I Sapori ... A la carte ... I vini degli altri ... giro del mondo in 10 bottiglie ... I numeri dell’import sono ancora piuttosto bassi. Ma ormai la curiosità verso gli altri pianeti dell’enologia si fa sempre più forte anche in un Paese, il nostro, ad alto tasso d’orgoglio vinaiolo. Lo conferma un Vinitaly 2012 particolarmente attento all’estero E che partendo dal Cile arriva in Slovenia ... A qualcuno piace straniero. Nessun razzismo enologico al contrario, per carità: semplicemente la possibilità di bere questo e quello - vini italiani e del mondo - a seconda dei momenti e delle voglie. Una curiosità che non ha mal rischiato di trasformarsi in epidemia, se è vero che a fronte degli oltre quattro miliardi di euro provenienti dall’ export, le importazioni sfiorano appena quota duecentocinquanta milioni. Ma i numeri non ingannino. La curiosità per il vino degli altri si dilata insieme all’espandersi della cultura enologica, ché si traduce in viaggi e assaggi, corsi e libri, abbinamenti gastronomici e nuovi sbocchi professionali. Una tendenza che la prossima edizione del Vinitaly, in programma dal 25 al 28 marzo, certifica nel numero crescente degli espositori esteri presenti, in rappresentanza di oltre venti nazioni.
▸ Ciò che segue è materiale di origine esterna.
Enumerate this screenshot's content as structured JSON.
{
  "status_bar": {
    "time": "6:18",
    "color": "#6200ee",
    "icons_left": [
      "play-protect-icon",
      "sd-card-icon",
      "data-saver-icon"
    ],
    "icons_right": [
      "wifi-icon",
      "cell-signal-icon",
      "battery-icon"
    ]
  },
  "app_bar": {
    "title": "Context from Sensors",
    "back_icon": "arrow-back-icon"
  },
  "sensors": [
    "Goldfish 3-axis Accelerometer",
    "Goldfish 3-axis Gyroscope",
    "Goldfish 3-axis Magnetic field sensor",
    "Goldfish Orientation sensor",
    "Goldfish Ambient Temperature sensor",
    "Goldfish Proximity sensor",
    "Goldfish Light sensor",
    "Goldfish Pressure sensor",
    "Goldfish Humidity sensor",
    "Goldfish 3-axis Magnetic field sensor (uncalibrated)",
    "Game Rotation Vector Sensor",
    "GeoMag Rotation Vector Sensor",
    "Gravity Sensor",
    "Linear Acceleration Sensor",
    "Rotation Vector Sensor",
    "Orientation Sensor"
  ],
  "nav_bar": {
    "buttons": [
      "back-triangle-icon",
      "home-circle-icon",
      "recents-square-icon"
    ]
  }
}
Certo, la crisi economica ha inciso non poco sulle importazioni, facendo virare le scelte vinicole dei consumatori in chiave autarchica. Sarà che il vino ci appartiene come forse solo l’olio, per una questione di Dna enogastronomico. Non si spiegherebbe altrimenti la facilità con cui continuiamo a comprare alimenti altrettanto importanti e quotidiani come la carne, senza tener minimamente conto della sua provenienza (con percentuali che sfiorano il cinquanta per cento di approvvigionamenti extra Italia). Tradire le nostre vigne è fastidioso: mangiare la bistecca europea, perfino quella extracomunitaria, ci affligge meno che acquistare del vino australiano o sloveno. Almeno nella percezione quotidiana. Perché quando la cena esce dalla routine casalinga e diventa occasione sociale, le cose cambiano, come si scopre scorrendo gli ultimi dati in arrivo dalla Francia. Non conosce soste, infatti, l’incremento delle importazioni di Champagne in Italia: quasi il sette percento in più rispetto all’ultimo anno, per un totale di quasi otto milioni di bottiglie, oltre la metà del valore totale delle importazioni. Bollicine e non solo: dal punto di vista enologico la Francia batte tutti in tema di esportazioni nel nostro Paese, grazie ai suoi super rossi, ai bianchi seducenti e al muffato più famoso del mondo (il Sauternes). Eppure, diventando consumatori adulti, stiamo imparando a cercare il piacere vinario anche lontano dalle sicurezze di Bordeaux e Borgogna. Se negli anni scorsi la curiosità spingeva gli enocultori verso produzioni assai lontane dalla nostra geografia vinicola - California,Australia, Sudamerica - oggi la passione attraversale terre carsiche per dirigersi in terra slovena, dove un mix inusuale di viticoltura d’antan e saperi avanzati ha trasformato le ruvidezze dei vini “naturali” - fermentazioni in anfora, vinificazioni lentissime, niente solforosa aggiunta - in bottiglie di struggente fascinazione, che Gino Veronelli avrebbe amato moltissimo.
Se avete in programma una gita in zona veronese nei giorni del Vinitaly - che non a caso da quest’anno ospita una sezione dedicata ai vini senza chimica - spingetevi a pochi chilometri dal balcone di Giulietta, regalandovi una visita alla manifestazione “Vini veri”, che si svolgerà nello stesso weekend in quel di Cerea. Obbligatorio aggregare all’equipaggio un amico astemio.